Counterterms in Truncated Conformal Perturbation Theory

TL;DR

This paper explores the Hamiltonian approach to renormalization in deformed conformal field theories, matching conformal perturbation theory results and analyzing counterterms in the truncated conformal space approach, with applications to $^4$ theories.

Contribution

It provides an explicit Hamiltonian framework for perturbative renormalization, matching conformal perturbation theory up to third order and analyzing counterterms in the truncated conformal space approach.

Findings

Explicit match between Hamiltonian and conformal perturbation theory up to third order.

Identification of non-covariant and non-local counterterms in the truncated conformal space approach.
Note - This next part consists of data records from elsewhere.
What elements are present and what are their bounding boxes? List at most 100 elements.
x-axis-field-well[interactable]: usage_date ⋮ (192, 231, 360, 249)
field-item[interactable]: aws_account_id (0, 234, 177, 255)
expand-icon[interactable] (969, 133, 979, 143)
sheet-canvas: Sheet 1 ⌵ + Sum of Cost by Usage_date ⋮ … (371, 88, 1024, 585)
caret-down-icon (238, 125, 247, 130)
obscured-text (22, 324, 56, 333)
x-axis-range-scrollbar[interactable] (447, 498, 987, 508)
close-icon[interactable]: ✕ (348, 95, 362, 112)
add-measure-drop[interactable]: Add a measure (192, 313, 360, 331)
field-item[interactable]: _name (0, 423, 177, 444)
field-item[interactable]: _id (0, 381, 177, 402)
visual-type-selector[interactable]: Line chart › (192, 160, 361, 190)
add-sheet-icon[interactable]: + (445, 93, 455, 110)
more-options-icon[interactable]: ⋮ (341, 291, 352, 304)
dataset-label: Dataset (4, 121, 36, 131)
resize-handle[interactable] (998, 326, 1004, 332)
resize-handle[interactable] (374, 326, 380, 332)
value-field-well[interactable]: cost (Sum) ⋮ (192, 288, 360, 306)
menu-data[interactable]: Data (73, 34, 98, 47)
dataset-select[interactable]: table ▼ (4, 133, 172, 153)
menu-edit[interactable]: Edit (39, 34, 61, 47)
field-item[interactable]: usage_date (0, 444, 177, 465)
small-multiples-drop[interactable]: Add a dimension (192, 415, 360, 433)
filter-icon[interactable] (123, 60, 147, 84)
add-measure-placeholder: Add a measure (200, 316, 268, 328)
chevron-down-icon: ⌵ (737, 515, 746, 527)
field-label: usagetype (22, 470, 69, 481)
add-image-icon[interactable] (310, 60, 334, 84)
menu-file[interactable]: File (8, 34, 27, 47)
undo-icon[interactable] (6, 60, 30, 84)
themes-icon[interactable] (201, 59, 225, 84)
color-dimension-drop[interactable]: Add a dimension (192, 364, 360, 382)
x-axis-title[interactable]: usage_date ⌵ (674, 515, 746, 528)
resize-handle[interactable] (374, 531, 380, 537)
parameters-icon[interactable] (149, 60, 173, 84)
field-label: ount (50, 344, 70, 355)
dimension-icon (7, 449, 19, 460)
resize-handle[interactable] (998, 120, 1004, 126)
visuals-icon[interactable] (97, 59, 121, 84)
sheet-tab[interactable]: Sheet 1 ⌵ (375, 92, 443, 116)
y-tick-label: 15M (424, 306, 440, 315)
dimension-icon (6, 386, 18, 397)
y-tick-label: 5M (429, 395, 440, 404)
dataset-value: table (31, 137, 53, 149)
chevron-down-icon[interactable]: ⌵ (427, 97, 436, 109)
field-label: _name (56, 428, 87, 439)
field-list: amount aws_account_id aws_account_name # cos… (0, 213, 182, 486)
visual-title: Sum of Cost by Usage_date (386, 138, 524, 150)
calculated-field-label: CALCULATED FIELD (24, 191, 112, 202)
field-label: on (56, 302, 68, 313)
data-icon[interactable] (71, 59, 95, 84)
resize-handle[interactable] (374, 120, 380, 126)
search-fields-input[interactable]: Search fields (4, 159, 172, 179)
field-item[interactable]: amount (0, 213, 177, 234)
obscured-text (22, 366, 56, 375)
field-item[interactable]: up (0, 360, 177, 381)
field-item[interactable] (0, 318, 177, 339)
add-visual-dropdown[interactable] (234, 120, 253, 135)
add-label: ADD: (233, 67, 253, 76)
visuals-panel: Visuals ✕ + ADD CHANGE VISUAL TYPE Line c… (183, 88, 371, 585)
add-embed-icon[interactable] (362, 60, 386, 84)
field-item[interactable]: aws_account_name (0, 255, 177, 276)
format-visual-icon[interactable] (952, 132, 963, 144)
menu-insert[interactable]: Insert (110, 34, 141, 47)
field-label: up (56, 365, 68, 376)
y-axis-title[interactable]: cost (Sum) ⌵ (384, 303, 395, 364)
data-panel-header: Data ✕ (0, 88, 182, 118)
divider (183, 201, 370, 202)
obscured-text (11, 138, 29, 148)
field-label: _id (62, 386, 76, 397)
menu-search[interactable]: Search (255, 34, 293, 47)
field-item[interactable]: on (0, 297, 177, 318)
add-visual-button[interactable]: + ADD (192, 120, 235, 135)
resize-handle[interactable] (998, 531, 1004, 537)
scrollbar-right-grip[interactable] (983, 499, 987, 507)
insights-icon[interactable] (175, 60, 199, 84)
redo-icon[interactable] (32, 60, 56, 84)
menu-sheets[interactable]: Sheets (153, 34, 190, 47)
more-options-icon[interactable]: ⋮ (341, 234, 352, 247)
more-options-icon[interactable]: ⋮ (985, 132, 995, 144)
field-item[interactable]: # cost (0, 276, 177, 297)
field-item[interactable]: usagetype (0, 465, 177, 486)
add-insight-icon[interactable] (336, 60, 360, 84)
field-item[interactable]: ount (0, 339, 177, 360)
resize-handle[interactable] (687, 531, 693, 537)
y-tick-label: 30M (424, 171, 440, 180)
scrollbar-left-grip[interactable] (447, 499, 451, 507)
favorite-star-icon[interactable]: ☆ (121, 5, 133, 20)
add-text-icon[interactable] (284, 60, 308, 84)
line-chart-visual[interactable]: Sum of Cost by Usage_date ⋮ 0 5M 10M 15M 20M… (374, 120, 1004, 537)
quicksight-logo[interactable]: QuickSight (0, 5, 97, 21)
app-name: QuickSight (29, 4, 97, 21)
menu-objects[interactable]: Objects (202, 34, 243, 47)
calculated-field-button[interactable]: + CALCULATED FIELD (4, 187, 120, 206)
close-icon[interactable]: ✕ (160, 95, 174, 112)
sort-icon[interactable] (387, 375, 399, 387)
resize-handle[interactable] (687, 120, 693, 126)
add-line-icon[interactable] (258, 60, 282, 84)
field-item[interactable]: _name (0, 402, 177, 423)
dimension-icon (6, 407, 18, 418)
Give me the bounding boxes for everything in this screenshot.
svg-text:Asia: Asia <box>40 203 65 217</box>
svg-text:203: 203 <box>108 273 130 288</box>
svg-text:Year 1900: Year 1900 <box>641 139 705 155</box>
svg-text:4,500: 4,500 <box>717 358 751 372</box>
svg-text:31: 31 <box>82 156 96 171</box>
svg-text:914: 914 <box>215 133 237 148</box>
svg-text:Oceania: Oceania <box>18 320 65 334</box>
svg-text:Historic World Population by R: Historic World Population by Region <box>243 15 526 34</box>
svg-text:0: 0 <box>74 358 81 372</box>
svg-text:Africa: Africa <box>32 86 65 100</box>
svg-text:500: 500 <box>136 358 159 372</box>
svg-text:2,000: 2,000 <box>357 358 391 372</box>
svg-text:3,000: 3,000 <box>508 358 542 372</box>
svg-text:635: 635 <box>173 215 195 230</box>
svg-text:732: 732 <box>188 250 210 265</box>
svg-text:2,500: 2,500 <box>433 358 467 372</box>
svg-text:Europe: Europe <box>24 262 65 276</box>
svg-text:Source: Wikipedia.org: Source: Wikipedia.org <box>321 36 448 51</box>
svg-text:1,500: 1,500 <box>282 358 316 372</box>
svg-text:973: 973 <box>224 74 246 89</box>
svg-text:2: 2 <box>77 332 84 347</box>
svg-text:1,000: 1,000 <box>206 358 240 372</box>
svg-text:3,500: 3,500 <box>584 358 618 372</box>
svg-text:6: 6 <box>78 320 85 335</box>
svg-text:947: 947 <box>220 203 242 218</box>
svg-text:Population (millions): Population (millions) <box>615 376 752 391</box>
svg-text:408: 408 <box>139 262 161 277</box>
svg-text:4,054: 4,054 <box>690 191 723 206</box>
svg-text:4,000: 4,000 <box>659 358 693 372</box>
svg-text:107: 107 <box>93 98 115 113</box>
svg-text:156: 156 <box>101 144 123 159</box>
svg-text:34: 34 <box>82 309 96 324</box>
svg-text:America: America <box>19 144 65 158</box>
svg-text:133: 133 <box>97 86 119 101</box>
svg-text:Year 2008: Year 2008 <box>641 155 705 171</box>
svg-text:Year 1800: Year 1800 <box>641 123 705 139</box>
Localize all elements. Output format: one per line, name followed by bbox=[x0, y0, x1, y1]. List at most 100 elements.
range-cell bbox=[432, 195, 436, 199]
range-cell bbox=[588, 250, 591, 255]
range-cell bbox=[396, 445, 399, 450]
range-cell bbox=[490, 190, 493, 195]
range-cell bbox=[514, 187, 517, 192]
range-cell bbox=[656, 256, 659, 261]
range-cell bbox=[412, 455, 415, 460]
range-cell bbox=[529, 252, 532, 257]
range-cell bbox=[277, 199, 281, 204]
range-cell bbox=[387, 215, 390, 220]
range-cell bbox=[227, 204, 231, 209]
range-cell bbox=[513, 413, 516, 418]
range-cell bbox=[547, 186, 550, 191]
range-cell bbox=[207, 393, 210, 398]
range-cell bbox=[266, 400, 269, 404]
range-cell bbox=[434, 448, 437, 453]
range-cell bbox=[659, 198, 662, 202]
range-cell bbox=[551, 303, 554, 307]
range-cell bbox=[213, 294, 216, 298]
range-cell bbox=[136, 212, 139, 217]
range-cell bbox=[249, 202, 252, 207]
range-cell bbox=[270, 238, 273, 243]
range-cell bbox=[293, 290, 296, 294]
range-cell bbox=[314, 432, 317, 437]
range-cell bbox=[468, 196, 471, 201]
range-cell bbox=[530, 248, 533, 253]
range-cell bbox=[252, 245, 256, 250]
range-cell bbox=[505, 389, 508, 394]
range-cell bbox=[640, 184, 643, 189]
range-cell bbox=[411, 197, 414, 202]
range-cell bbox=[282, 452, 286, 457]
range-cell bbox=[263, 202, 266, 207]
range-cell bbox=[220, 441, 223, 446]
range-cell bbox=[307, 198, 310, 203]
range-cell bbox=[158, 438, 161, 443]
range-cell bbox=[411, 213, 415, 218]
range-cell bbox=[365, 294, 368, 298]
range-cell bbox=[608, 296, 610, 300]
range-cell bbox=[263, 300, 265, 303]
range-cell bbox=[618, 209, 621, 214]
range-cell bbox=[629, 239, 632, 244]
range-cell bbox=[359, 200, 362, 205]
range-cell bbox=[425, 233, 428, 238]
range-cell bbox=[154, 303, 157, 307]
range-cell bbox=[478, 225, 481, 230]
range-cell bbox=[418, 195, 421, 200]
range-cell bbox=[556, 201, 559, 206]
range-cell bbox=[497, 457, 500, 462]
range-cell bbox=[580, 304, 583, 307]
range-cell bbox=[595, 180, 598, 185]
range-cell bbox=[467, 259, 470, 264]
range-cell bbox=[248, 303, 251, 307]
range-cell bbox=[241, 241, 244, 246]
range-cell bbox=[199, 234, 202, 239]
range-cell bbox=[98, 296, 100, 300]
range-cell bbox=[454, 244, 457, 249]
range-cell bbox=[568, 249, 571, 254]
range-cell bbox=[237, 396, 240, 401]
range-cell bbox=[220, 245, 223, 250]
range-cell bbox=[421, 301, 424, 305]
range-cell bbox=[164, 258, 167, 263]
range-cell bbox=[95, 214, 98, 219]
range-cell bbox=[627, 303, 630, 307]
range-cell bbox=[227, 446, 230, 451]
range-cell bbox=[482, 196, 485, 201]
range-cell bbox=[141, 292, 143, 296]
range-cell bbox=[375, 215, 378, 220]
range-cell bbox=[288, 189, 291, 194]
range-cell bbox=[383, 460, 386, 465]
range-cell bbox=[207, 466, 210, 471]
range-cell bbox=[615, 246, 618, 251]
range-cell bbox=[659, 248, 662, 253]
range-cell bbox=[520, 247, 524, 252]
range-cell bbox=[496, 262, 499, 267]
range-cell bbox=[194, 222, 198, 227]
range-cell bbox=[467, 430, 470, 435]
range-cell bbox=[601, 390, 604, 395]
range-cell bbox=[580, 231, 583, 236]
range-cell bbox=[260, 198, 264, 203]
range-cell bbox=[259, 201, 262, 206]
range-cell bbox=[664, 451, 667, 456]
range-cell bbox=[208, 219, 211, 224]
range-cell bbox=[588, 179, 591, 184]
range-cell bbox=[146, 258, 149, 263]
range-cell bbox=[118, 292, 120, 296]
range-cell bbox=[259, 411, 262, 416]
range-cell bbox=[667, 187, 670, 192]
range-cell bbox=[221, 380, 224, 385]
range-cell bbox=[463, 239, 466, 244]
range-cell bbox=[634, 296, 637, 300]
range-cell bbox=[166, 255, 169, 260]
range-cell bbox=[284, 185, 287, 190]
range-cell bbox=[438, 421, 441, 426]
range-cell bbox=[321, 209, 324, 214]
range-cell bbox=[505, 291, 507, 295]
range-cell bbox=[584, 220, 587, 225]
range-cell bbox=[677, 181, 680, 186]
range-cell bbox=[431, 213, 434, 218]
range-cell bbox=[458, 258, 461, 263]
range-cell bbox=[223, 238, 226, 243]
Proposal of a smooth cutoff method to handle subleading oscillations.

Abstract

We investigate the perturbative renormalisation of deformed conformal field theories from the Hamiltonian perspective. We discuss the relation with conformal perturbation theory, to which we provide an explicit match up to third order in the coupling, and show how second-order anomalous dimensions in the Wilson-Fisher fixed points are straightforwardly computed in the Hamiltonian framework. The second part of the paper focuses on the cutoff employed in the truncated conformal space approach of Yurov and Zamolodchikov. We discuss the appearance of non-covariant and non-local counterterms to second order in the cutoff, which we concretise in the $\phi^4$ theories, and find a smooth cutoff to deal with subleading oscillations.